For some people, the dividing line is art. They can't feel settled in a place until all the photos, paintings and collected ephemera have found stable resting places. And while it's hard enough deciding what goes where when you live alone, the problem's difficulty multiplies exponentially when you add a significant other to the mix. Debating which drawer for silverware or if socks go in the closet or the dresser is different because those choices only effect the two of you. Arguing over if that orange and purple, abstract graffiti robot painting belongs as the centerpiece of your living room will call in to question not only each of your interior decorating chops but also the strength of your relationship as a couple.
The flip side here becomes now when you go over to someone else's place, whether they recently moved in or have lived there for years, it's their art - or lack thereof - that most informs judgment of their home. The address could be a million dollar penthouse overlooking Central Park but if the requisite first-timers tour includes blank walls or the same Al Capone/Two Girls Kissing posters you saw freshman year at Syracuse, people are going to think that place is trash.

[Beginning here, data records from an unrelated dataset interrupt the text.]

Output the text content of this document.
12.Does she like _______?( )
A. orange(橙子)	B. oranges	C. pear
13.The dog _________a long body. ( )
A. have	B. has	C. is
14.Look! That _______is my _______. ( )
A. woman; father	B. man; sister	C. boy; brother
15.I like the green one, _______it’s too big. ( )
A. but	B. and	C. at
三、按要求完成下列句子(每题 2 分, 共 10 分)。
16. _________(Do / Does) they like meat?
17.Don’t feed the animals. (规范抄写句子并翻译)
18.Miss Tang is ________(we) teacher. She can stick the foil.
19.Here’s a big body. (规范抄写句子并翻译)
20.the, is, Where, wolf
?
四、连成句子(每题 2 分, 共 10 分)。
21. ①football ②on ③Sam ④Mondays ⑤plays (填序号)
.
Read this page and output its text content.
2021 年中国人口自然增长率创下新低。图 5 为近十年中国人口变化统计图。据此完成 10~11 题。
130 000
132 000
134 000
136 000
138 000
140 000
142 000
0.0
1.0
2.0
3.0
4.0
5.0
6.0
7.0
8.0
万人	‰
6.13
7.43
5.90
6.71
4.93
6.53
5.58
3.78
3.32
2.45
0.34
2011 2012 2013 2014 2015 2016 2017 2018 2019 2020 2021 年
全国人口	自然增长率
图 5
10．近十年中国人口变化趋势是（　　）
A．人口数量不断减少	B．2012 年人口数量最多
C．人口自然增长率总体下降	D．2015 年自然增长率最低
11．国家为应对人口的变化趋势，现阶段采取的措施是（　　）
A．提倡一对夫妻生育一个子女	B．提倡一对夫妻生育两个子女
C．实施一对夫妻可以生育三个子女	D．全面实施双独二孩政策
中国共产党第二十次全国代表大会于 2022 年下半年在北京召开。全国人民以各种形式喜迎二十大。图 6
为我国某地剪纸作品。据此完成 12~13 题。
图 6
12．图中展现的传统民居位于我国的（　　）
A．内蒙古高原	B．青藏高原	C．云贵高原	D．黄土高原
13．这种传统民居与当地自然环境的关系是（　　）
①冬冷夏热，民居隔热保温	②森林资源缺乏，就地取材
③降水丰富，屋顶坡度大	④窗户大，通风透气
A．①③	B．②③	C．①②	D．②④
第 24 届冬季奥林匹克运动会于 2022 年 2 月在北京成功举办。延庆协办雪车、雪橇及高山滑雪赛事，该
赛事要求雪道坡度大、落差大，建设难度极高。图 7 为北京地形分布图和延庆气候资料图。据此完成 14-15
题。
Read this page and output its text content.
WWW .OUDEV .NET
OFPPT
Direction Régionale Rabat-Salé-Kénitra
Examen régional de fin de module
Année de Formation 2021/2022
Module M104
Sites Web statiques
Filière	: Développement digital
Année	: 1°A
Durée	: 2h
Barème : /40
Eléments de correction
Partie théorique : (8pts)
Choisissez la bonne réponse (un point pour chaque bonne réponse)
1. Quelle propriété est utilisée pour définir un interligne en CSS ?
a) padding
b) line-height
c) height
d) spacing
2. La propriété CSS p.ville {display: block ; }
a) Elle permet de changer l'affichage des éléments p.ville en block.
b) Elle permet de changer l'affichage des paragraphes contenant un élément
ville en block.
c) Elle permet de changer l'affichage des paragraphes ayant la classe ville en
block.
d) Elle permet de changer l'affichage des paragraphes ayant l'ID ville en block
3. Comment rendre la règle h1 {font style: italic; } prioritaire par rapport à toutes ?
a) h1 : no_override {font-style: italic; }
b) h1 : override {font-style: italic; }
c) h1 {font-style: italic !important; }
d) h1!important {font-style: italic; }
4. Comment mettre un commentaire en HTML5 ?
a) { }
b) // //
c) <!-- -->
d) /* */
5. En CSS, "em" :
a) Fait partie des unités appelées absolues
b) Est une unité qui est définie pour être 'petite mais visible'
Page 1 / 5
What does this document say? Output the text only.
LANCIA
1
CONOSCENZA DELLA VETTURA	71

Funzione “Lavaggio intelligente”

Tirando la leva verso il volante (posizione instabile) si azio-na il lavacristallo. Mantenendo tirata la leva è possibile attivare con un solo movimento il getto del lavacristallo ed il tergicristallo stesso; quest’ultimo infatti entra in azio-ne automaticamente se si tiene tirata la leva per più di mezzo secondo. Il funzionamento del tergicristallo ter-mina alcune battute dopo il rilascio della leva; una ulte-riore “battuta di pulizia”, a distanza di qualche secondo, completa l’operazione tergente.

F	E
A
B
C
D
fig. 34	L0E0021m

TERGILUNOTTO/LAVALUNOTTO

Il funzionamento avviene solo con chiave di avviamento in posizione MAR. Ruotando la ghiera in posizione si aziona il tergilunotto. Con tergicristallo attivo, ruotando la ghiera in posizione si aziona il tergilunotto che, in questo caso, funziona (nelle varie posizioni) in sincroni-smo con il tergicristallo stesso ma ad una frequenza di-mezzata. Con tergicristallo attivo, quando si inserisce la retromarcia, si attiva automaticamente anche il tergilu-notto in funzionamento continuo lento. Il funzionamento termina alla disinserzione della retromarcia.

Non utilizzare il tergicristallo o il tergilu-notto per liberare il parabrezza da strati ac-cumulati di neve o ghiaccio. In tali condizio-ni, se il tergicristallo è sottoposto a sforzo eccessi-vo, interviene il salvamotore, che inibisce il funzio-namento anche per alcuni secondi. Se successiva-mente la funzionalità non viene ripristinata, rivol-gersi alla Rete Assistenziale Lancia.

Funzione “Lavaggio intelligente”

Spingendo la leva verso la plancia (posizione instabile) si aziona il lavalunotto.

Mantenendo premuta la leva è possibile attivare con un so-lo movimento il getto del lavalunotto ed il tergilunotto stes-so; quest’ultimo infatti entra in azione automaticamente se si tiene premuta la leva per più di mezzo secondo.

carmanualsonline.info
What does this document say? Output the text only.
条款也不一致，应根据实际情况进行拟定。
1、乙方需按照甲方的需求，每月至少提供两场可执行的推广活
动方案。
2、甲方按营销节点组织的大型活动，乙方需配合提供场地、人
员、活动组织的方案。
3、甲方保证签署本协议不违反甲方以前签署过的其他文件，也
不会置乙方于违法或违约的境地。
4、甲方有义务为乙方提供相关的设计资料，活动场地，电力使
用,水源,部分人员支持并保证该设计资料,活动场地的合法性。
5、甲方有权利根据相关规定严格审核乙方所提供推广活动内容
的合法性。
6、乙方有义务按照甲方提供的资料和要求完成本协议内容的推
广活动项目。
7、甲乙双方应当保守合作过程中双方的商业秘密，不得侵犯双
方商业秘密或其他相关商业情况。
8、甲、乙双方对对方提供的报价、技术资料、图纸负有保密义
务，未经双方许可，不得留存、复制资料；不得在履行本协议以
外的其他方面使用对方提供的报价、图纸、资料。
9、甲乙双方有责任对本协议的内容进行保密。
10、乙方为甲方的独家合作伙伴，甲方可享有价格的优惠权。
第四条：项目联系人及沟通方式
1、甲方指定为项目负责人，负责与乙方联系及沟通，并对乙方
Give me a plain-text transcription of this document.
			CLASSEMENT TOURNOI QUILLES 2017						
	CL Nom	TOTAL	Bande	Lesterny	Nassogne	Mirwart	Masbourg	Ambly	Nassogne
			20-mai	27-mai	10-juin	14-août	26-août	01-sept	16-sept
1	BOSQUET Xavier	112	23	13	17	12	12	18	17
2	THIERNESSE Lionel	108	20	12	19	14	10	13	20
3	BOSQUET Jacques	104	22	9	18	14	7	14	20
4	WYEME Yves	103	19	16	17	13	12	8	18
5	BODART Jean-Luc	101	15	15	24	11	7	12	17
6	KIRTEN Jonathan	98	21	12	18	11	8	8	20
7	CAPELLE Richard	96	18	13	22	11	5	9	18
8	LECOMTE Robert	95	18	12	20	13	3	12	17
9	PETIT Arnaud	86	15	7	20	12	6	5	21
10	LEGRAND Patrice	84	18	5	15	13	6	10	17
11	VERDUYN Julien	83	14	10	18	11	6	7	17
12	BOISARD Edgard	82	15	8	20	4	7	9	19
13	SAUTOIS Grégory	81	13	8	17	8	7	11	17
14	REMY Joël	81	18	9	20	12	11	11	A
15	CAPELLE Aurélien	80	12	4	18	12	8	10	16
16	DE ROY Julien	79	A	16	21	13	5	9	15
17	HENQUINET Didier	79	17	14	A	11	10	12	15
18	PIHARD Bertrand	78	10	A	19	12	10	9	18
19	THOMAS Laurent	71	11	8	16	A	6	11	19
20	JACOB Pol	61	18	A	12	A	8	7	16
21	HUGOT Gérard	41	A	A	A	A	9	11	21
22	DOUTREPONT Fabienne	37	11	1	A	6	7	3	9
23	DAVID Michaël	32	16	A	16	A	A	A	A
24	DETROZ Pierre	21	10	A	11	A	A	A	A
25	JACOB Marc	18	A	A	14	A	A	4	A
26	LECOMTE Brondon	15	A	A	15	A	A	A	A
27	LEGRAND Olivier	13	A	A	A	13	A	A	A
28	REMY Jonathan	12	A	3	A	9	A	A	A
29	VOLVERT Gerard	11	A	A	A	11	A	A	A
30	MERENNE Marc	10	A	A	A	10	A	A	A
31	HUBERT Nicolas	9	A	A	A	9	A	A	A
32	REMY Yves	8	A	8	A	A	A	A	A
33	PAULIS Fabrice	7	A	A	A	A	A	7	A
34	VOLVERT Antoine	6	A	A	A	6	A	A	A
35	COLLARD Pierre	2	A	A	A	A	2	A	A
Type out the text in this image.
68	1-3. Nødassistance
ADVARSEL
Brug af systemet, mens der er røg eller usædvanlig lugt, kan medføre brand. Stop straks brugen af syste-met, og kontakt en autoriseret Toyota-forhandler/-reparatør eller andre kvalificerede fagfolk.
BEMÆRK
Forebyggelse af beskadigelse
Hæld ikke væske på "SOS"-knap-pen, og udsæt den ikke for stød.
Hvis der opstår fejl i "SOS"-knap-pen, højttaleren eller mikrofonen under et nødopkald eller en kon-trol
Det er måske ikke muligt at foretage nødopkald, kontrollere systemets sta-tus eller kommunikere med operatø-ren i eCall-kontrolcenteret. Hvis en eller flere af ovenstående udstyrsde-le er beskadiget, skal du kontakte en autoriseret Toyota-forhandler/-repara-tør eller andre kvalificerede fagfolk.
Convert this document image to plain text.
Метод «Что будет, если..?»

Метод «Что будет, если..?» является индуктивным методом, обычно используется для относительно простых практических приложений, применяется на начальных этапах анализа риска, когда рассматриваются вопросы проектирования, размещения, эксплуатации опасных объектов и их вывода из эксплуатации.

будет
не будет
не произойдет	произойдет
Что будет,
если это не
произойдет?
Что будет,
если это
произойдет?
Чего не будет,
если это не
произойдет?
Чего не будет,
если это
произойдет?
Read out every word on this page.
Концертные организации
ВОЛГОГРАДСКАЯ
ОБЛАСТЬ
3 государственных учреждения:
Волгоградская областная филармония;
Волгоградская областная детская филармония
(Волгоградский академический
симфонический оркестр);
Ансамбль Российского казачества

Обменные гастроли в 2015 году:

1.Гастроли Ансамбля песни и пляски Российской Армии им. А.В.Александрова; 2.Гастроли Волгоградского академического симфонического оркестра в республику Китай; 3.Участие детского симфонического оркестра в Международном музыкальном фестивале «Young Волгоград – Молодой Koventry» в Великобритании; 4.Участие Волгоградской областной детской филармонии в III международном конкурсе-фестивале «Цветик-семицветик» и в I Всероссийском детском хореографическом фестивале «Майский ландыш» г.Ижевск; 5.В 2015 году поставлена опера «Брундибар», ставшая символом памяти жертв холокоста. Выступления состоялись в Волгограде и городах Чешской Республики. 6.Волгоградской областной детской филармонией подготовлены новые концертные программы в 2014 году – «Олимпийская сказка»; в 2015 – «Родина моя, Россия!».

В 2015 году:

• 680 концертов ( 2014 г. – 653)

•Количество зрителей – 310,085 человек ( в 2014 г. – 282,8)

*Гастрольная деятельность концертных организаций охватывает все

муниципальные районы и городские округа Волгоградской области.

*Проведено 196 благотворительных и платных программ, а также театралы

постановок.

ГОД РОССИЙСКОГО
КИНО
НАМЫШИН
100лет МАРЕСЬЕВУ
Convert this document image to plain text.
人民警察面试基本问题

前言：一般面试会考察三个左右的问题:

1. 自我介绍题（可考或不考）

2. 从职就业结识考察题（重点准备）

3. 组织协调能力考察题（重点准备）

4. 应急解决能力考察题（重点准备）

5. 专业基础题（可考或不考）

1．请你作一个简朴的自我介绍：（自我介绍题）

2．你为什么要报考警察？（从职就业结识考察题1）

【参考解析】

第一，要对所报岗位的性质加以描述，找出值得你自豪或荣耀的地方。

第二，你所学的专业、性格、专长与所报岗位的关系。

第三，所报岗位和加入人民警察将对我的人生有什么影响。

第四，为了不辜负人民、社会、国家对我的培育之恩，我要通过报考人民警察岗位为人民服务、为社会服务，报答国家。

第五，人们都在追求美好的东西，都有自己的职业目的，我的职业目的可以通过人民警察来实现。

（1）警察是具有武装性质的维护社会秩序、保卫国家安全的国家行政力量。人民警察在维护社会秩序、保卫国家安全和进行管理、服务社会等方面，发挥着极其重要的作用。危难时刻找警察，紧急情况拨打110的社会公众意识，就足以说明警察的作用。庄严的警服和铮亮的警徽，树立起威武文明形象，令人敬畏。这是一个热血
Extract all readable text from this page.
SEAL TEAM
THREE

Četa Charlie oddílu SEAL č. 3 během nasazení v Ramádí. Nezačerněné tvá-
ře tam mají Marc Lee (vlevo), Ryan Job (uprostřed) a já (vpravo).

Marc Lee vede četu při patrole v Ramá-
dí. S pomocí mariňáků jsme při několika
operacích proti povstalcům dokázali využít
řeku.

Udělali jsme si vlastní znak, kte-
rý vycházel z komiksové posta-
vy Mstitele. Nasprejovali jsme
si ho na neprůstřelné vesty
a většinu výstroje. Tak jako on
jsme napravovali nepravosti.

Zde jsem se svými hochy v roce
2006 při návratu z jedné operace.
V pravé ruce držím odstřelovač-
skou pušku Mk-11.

But there's hope, because contrary to popular belief, you don't need to spend thousands of dollars to make a tasteful first impression. Take these wax art pieces from OLGA-goosecandle; at only fifty bucks a pop they're inexpensive enough for the most frugal of budgets, but whimsical and unique enough they just might distract your guests from noticing your couch is actually a blanket atop a bunch of old Amazon boxes. Well worth the money indeed.
Why: Candles are one of those things that get a bad reputation, probably because you remember your mother buying them in bulk at $4.99 a pop as holiday gifts for your teachers on the off chance they might bump a future C+ up to a B-. These OLGA-goosecandles are crafted with the kind of care usually reserved more permanent objects like pottery or paintings, but the ethereal nature of a candle shouldn't devalue the product. Accepting that if and when you light the candle function will supersede form and the candle will melt arguably increases its value, since from day one, you know eventually it will cease to exist. A candle and a lesson in existential spirituality, all in one.